Other internally displaced people (IDPs) reported they were not yet ready to return, citing security concerns in various areas in Swat. Some IDPs have been displaced several times in the course of the past several months and want to avoid being uprooted yet again. Others said they wanted assurances that basic services and food would be available upon their return, while others, whose homes were destroyed during the conflict, worried about accommodation. Vulnerable displaced people, including pregnant women, indicated they would rather remain in camps for the time being because they have ready access to health services - something not always available in their villages.
Today (Tuesday), more than 800 families (5,200 individuals) are scheduled to be transported from camps in Mardan and Swabi districts back to Swat.

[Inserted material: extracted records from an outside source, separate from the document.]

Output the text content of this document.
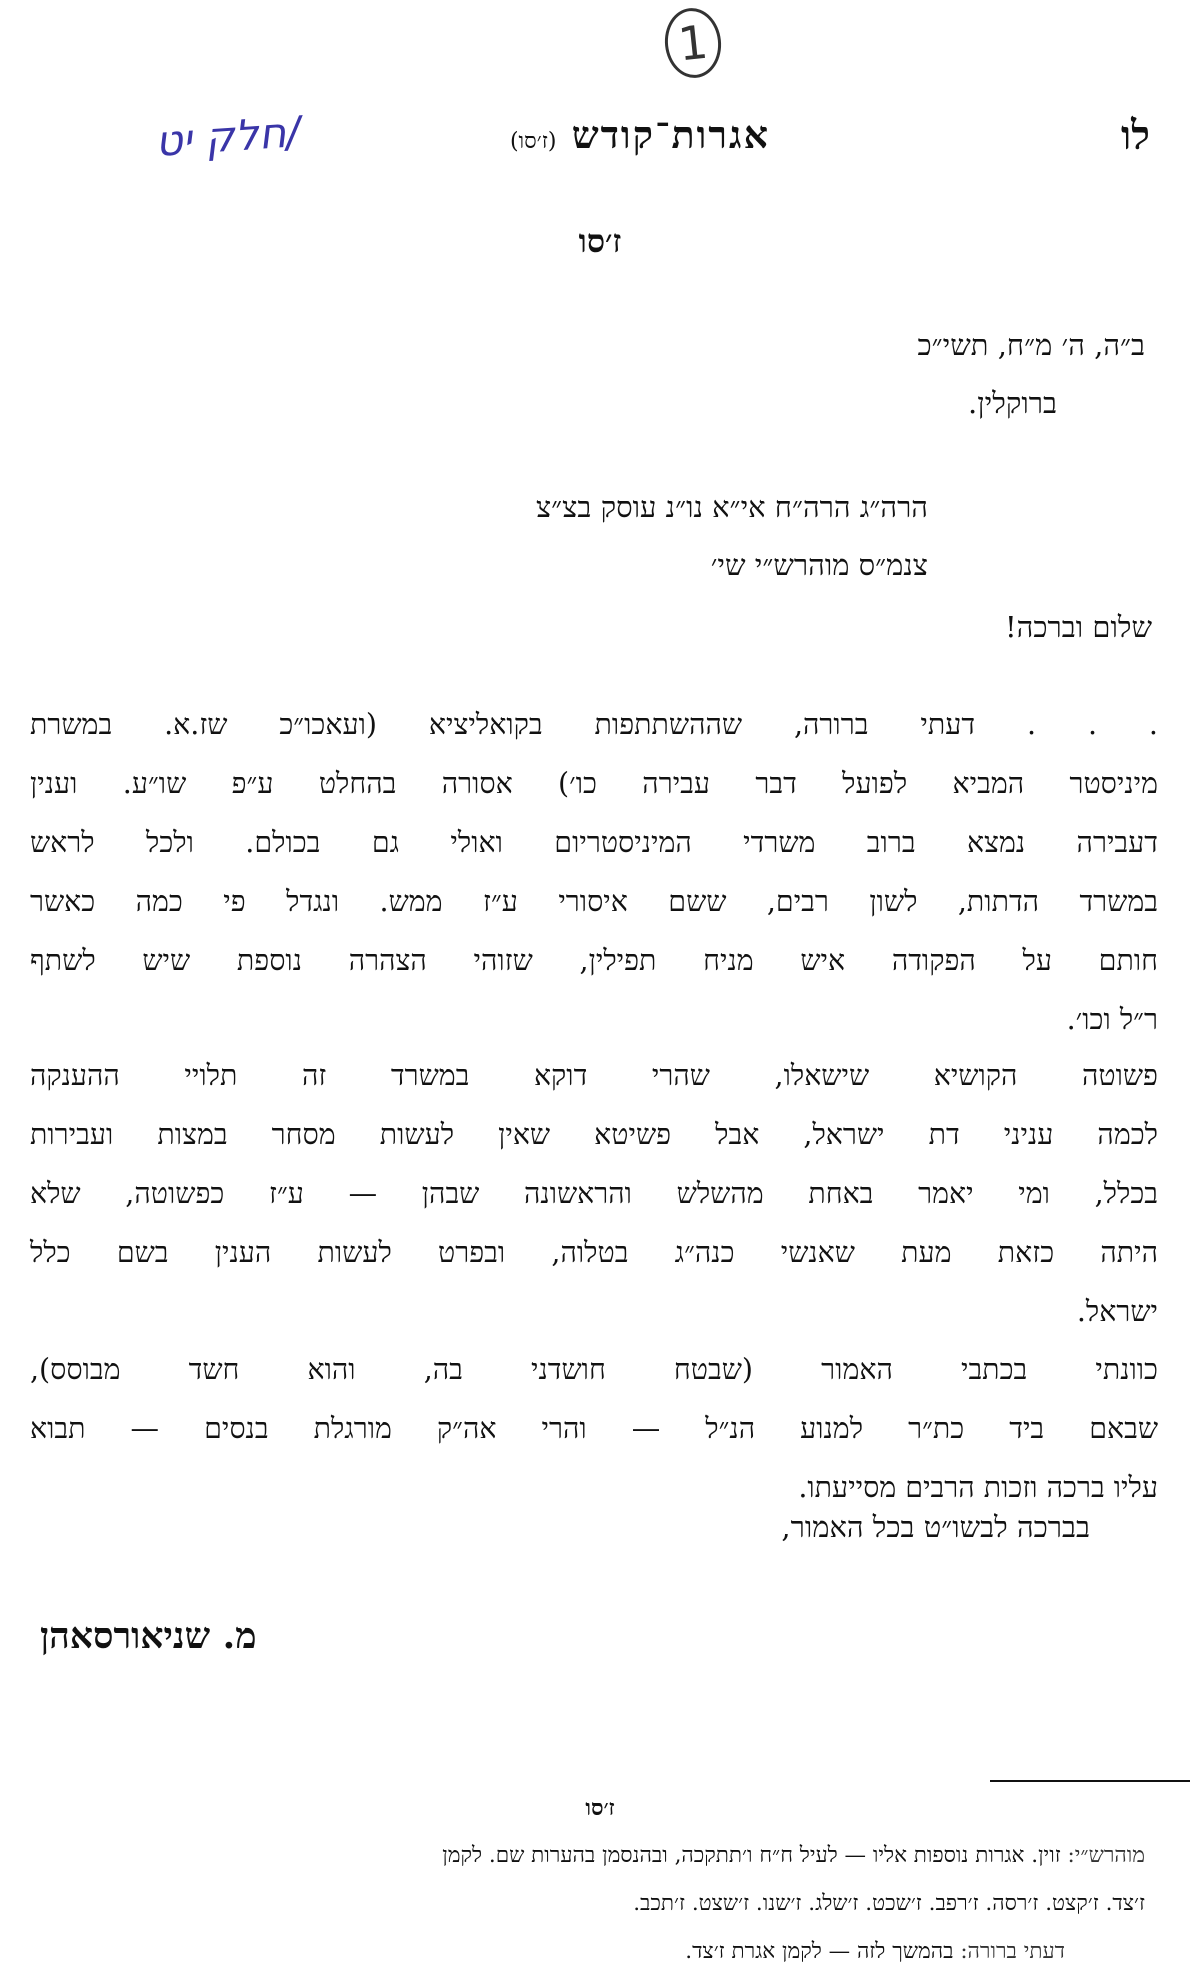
1
לו
אגרות־קודש (ז׳סו)
/חלק יט
ז׳סו
ב״ה, ה׳ מ״ח, תשי״כ
ברוקלין.
הרה״ג הרה״ח אי״א נו״נ עוסק בצ״צ
צנמ״ס מוהרש״י שי׳
שלום וברכה!
. . . דעתי ברורה, שההשתתפות בקואליציא (ועאכו״כ שז.א. במשרת
מיניסטר המביא לפועל דבר עבירה כו׳) אסורה בהחלט ע״פ שו״ע. וענין
דעבירה נמצא ברוב משרדי המיניסטריום ואולי גם בכולם. ולכל לראש
במשרד הדתות, לשון רבים, ששם איסורי ע״ז ממש. ונגדל פי כמה כאשר
חותם על הפקודה איש מניח תפילין, שזוהי הצהרה נוספת שיש לשתף
ר״ל וכו׳.
פשוטה הקושיא שישאלו, שהרי דוקא במשרד זה תלויי ההענקה
לכמה עניני דת ישראל, אבל פשיטא שאין לעשות מסחר במצות ועבירות
בכלל, ומי יאמר באחת מהשלש והראשונה שבהן — ע״ז כפשוטה, שלא
היתה כזאת מעת שאנשי כנה״ג בטלוה, ובפרט לעשות הענין בשם כלל
ישראל.
כוונתי בכתבי האמור (שבטח חושדני בה, והוא חשד מבוסס),
שבאם ביד כת״ר למנוע הנ״ל — והרי אה״ק מורגלת בנסים — תבוא
עליו ברכה וזכות הרבים מסייעתו.
בברכה לבשו״ט בכל האמור,
מ. שניאורסאהן
ז׳סו
מוהרש״י: זוין. אגרות נוספות אליו — לעיל ח״ח ו׳תתקכה, ובהנסמן בהערות שם. לקמן
ז׳צד. ז׳קצט. ז׳רסה. ז׳רפב. ז׳שכט. ז׳שלג. ז׳שנו. ז׳שצט. ז׳תכב.
דעתי ברורה: בהמשך לזה — לקמן אגרת ז׳צד.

The government has a three-phase return plan focusing first on repatriating displaced people currently staying in camps. The second and third phases will focus on returning people accommodated in host families, renting rooms or staying in schools. The announced plan, Naway Sahar ('Dawn of A New Beginning'), is supposed to be implemented within five to six weeks.
Over the weekend, government authorities and UN agencies, including UNHCR, signed a statement pledging that the return process would follow the principles of voluntariness, safety and dignity. UNHCR will help to monitor the willingness of people to return as well to implement the registration process. Several return application desks have been established in camps in the districts of Mardan, Swabi, Nowshera and Charssada.
UNHCR will also provide assistance in cash to the government for the transportation of vulnerable people. We will also distribute relief items to families which have not yet received them, especially for IDPs staying in host families and school buildings. IDPs who decide to go back to their villages will be able to take their tents and other relief items. We are conducting initial assessment to provide emergency shelter for returnees once they are back.
Over 2 million people have been displaced since early May. While 260,000 people are staying in 21 camps in Mardan, Swabi, Nowshera, Peshawar and Charssada districts, the vast majority of IDPs are accommodated with host families, rent houses or are in school buildings.